The film is built on an almost detective method, when the truth, initially hidden, is fed slowly and carefully dosed portions. At first, the viewer imagines the killer as a monster, as well as the teacher as an angel. But then it turns out that the teacher is not an angel, and the killer is not a monster. This reversal of polarities is intended to emphasize the elusiveness and diversity of life, in which change is the basis for moving forward. By the end of the viewing, I don’t want to condemn anyone – not the teacher, not the murderer, not the classmates who made him an outcast since childhood. The film is built in such a way that its ending, namely a gathering of former students and teachers for a farewell lesson, carries a cathartic meaning, partly Christian. By singing, everyone receives forgiveness, but it is not God who gives it, but the former disciples themselves.

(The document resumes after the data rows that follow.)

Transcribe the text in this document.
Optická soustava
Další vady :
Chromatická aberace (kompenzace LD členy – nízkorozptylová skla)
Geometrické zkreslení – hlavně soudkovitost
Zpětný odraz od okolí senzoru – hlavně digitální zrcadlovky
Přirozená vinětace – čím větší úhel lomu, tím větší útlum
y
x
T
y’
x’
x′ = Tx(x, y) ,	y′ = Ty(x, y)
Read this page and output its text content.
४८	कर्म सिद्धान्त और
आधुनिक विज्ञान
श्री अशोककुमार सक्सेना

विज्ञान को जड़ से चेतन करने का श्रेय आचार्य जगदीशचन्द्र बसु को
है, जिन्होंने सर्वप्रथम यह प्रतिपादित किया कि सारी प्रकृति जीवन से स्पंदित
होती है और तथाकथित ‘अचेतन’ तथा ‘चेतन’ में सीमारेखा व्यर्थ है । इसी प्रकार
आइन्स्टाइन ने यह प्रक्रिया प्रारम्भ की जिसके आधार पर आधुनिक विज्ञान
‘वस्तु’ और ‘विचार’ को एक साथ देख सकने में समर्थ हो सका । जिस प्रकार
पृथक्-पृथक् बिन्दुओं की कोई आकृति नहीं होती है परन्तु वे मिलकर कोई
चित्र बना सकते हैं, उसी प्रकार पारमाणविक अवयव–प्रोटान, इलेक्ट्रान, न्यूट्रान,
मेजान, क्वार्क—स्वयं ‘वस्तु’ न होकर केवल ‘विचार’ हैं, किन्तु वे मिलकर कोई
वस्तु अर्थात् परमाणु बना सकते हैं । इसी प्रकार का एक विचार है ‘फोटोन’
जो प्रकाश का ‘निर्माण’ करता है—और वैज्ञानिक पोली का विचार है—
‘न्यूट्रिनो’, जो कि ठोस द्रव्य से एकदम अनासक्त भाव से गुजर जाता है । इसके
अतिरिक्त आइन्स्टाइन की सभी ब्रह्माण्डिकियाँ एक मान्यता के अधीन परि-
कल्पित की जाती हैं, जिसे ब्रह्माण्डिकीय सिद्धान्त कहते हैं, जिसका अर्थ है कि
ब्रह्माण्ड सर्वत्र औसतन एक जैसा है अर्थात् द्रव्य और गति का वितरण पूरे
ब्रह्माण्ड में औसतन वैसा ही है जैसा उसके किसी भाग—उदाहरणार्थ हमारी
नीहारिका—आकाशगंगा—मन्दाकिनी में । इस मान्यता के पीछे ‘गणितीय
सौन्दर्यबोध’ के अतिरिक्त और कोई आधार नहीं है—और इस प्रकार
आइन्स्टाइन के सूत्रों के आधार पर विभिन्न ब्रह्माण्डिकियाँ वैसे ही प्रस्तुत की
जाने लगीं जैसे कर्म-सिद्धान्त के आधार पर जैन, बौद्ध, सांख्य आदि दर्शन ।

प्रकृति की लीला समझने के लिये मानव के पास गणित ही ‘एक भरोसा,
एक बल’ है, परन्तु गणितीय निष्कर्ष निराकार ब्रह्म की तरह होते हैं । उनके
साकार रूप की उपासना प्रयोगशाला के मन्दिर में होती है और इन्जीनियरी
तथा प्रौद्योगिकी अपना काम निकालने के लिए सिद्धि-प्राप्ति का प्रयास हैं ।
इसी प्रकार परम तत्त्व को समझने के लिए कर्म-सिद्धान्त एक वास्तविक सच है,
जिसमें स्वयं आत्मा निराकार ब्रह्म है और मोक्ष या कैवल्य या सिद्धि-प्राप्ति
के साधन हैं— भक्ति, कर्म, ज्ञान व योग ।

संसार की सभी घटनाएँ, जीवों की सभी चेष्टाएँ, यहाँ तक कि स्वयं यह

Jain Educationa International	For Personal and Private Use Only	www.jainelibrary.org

The film expressed a typical feature of Japanese society, which is the reliance of the individual on the group. When the killer is already caught and the viewer sees this unfortunate man who grew up a stutter because of the fact that in childhood everyone bullied him, one involuntarily thinks that he is doomed to die in prison, where no one will ever know about him. But not in Japanese society. The teacher and her former students persuade the police to release the accused for a short time to school, exactly for one lesson. Like twenty years ago, grown-up students gather in front of the blackboard to give their favorite singing lesson and sing a song about canaries. This should encourage the killer, give him a sense of support and that no one has forgotten about him. This seemingly purely sentimental plot actually reveals the basis of life in Japanese society, when the support of the group is extremely important. The killer may have been lonely while hiding from the police on the island, but he is certainly not alone when he meets with his classmates, even though he has already been caught by the police. Apparently, the image of such a paradoxical way out of loneliness was the idea of the film.